井原信次 Love Your Neighbor 2021 - Photographic Slide 35mm 2020 ©︎ Shinji Ihara Courtesy of KEN NAKAHASHI

Love Your Neighbor series 船内と手すりに置かれた船酔い袋 2019撮影 ©︎ Shinji Ihara Courtesy of KEN NAKAHASHI

Love Your Neighbor series 船内で出会った人を描いたドローイング 2019撮影 ©︎ Shinji Ihara Courtesy of KEN NAKAHASHI

井原信次 Love Your Neighbor 2021 - Photographic Slide 35mm 2020 ©︎ Shinji Ihara Courtesy of KEN NAKAHASHI

one's behavior(KEN NAKAHASHI)展示風景より、 Love Your Neighbor series 再生されなくったカセットテープ 2020 Courtesy of KEN NAKAHASHI

 井原信次の個展「Love Your Neighbor 2021」がKEN NAKAHASHIで開催される。

 井原は1987年福岡県生まれ。2010年広島市立大学芸術学部美術学科油絵専攻卒業。12年に東京藝術大学大学院美術研究科絵画専攻油画技法・材料研究室を修了。これまで、友人などの身近な存在、自画像などのポートレイトを主に描いてきた。

 2019年、井原は知人からの誘いで南極大陸を旅した。アルゼンチン最南端の港町ウシュアイアから出発した約2週間の船旅は日本語が通じず、インターネットにもつながらない状況で、孤立感を味わいながらも井原は船内に設置された船酔い袋と鉛筆を使って、船内スタッフや世界各地からの乗客たちを描いた。そのように見ず知らずの人と対話しながら、井原は旅を通じて大切なものを見つけていった。

 社会やコミュニティーから感じる孤独感が、同時に他者ともっとつながりたいと自身に思わせ、作品制作の根源だと語る井原。本展では、南極の旅で出会った人々を描いたドローイング、出会った時の印象や出来事を記録した文章とカセットテープ、記憶を留めるために残していた写真や映像、そして帰国後に集め始めた記憶の接続点となる些細なものなどを組み合わせる。

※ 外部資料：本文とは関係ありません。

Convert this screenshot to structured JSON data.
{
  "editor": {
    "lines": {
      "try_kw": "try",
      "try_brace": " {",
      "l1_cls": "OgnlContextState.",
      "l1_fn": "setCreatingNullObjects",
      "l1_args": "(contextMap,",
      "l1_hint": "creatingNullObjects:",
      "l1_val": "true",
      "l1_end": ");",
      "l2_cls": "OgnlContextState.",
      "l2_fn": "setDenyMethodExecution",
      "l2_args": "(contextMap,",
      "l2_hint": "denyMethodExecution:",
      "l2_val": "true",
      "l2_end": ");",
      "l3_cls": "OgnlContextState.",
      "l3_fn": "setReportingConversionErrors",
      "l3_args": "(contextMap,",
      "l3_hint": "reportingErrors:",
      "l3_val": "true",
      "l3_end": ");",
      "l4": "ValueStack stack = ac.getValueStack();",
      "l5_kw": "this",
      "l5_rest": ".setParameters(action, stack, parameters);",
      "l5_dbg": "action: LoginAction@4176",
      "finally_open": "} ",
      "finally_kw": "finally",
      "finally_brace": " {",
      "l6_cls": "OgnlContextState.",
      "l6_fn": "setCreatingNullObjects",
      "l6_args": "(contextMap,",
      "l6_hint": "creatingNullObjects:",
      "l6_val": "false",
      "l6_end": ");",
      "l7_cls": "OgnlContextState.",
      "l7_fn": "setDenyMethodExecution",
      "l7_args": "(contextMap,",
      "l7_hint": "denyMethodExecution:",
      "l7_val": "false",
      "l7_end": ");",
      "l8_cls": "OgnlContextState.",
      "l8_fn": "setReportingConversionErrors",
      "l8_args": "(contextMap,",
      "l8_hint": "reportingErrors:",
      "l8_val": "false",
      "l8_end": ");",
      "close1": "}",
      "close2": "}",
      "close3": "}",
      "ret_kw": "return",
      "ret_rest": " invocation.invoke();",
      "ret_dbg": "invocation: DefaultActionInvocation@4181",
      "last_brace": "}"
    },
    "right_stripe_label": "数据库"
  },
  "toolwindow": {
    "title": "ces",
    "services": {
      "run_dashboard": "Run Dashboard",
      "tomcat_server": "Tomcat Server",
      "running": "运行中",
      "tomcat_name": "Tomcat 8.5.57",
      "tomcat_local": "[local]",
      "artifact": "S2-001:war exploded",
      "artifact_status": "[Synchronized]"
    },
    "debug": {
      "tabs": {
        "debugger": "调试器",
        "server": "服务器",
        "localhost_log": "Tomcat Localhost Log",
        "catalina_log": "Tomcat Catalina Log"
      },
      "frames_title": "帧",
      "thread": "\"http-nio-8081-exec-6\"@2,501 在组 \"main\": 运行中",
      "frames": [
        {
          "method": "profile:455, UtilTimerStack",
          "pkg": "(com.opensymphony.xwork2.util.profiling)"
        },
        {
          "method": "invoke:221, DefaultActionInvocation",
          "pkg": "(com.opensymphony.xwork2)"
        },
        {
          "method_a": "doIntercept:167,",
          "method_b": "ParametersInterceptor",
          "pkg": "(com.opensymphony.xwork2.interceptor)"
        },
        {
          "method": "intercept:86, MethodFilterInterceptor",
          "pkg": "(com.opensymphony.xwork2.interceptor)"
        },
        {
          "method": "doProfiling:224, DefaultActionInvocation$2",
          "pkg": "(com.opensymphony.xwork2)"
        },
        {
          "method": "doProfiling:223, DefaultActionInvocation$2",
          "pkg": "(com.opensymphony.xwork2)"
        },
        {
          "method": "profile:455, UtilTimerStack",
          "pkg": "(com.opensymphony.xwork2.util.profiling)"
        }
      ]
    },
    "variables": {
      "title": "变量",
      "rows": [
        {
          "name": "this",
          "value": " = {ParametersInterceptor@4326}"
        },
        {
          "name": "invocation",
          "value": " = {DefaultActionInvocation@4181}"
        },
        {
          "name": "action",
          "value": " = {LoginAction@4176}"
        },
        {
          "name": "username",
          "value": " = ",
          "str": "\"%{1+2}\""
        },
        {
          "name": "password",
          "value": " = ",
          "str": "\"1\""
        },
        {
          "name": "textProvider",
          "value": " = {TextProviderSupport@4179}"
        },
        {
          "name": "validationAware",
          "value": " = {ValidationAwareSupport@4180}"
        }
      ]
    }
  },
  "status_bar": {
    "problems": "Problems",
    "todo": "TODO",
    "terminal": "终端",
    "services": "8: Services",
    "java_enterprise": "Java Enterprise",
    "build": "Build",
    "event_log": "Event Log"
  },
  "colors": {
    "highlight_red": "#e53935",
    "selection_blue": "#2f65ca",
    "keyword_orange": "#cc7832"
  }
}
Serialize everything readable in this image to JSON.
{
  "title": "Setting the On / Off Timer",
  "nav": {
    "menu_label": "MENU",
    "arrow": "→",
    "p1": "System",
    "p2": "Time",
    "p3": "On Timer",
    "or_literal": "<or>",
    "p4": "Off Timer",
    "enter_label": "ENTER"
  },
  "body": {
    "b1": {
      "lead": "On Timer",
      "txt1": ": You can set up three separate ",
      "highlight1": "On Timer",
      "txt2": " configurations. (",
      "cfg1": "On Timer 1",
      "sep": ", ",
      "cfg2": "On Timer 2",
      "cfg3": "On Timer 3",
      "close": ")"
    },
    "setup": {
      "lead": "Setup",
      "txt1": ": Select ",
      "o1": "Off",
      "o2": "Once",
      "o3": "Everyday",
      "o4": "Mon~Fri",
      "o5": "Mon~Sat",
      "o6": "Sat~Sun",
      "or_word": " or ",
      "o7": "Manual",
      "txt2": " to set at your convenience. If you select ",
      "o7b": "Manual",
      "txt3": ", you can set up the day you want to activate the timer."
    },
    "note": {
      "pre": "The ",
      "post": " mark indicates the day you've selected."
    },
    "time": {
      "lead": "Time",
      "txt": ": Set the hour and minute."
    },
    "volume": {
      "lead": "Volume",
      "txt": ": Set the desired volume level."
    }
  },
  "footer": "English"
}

 本展の出品作のひとつ「Love Your Neighbor」は、クルーズ船の旅という、交通/移動のインフラ上を行き交う見知らぬ人と、コミュニケーションを重ねていくことで生まれたシリーズ。パンデミックによってこれまで見えづらかった分断が可視化されたいま、本展では、「隣人愛(Neighbor Love)=あなた自身のようにあなたの隣人を愛さなければならない」という倫理の実践と、記録をひとつのインスタレーションとして構成し、その体験を通して鑑賞者と社会の問題を身近に引き寄せる。

 井原は本展へ、「それぞれの自己から他者に優しく目を向け、私たち(WE)のなかの自己として思考を深める場になることを期待している」と言葉を寄せている。